Sur le plan économique, la destruction temporaire de la 1/2 de la capacité de production saoudienne n'aura pas fortes conséquences directes. Indirectement, c'est autre chose : tout dépendra de la réaction américano-saoudienne.

Image du 16/09/19 des dégâts causés aux infrastructures pétrolières et gazières suite aux attaques de drones du week-end à l'usine à gaz de Haradh le 14/09/19
Image du 16/09/19 des dégâts causés aux infrastructures pétrolières et gazières suite aux attaques de drones du week-end à l'usine à gaz de Haradh le 14/09/19 © AFP / HO / PLANET LABS INC.

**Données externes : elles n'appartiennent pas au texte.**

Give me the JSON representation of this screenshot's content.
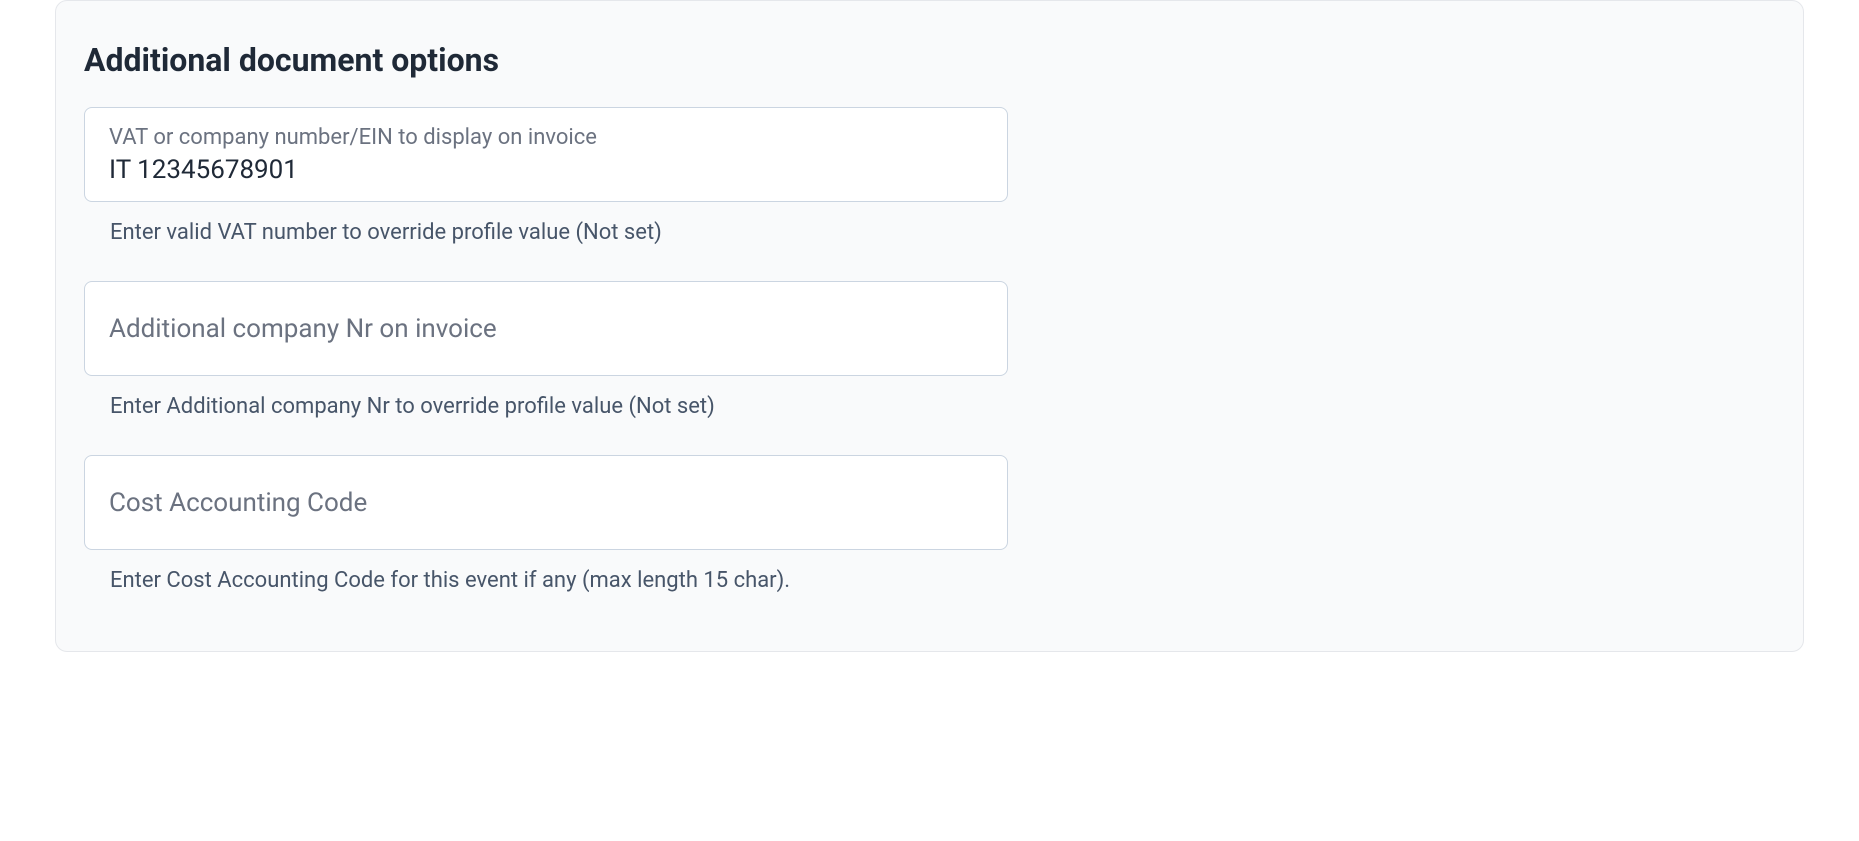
{
  "section": {
    "title": "Additional document options"
  },
  "fields": {
    "vat": {
      "label": "VAT or company number/EIN to display on invoice",
      "value": "IT 12345678901",
      "help": "Enter valid VAT number to override profile value (Not set)"
    },
    "company_nr": {
      "placeholder": "Additional company Nr on invoice",
      "value": "",
      "help": "Enter Additional company Nr to override profile value (Not set)"
    },
    "cost_code": {
      "placeholder": "Cost Accounting Code",
      "value": "",
      "help": "Enter Cost Accounting Code for this event if any (max length 15 char)."
    }
  }
}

La destruction de sites de production en Arabie Saoudite a réduit de 5,7 millions de barils par jour la production du pays, ce qui représente environ 5% de l’offre mondiale d’or noir. Ce n’est pas rien et on n’avait pas connu de choc aussi important en quelques heures depuis la révolution iranienne il y a quarante ans.

Les cours du pétrole ont grimpé de 14% à Londres et New York. Mais attention, pas de panique. Pour l’instant, personne ne manque de pétrole : il y a des stocks. La dépendance est moins forte qu’autrefois. 

Et les cours n’étaient pas très haut ces dernières années à cause de ou grâce au pétrole de schiste américain – les Etats-Unis sont devenus, phénomène incroyable, le 1er producteur mondial et ils concurrencent le Moyen-Orient. La conclusion est que ce n’est pas actuellement un énorme problème économique, surtout si les sites détruits sont réparés en quelques semaines. 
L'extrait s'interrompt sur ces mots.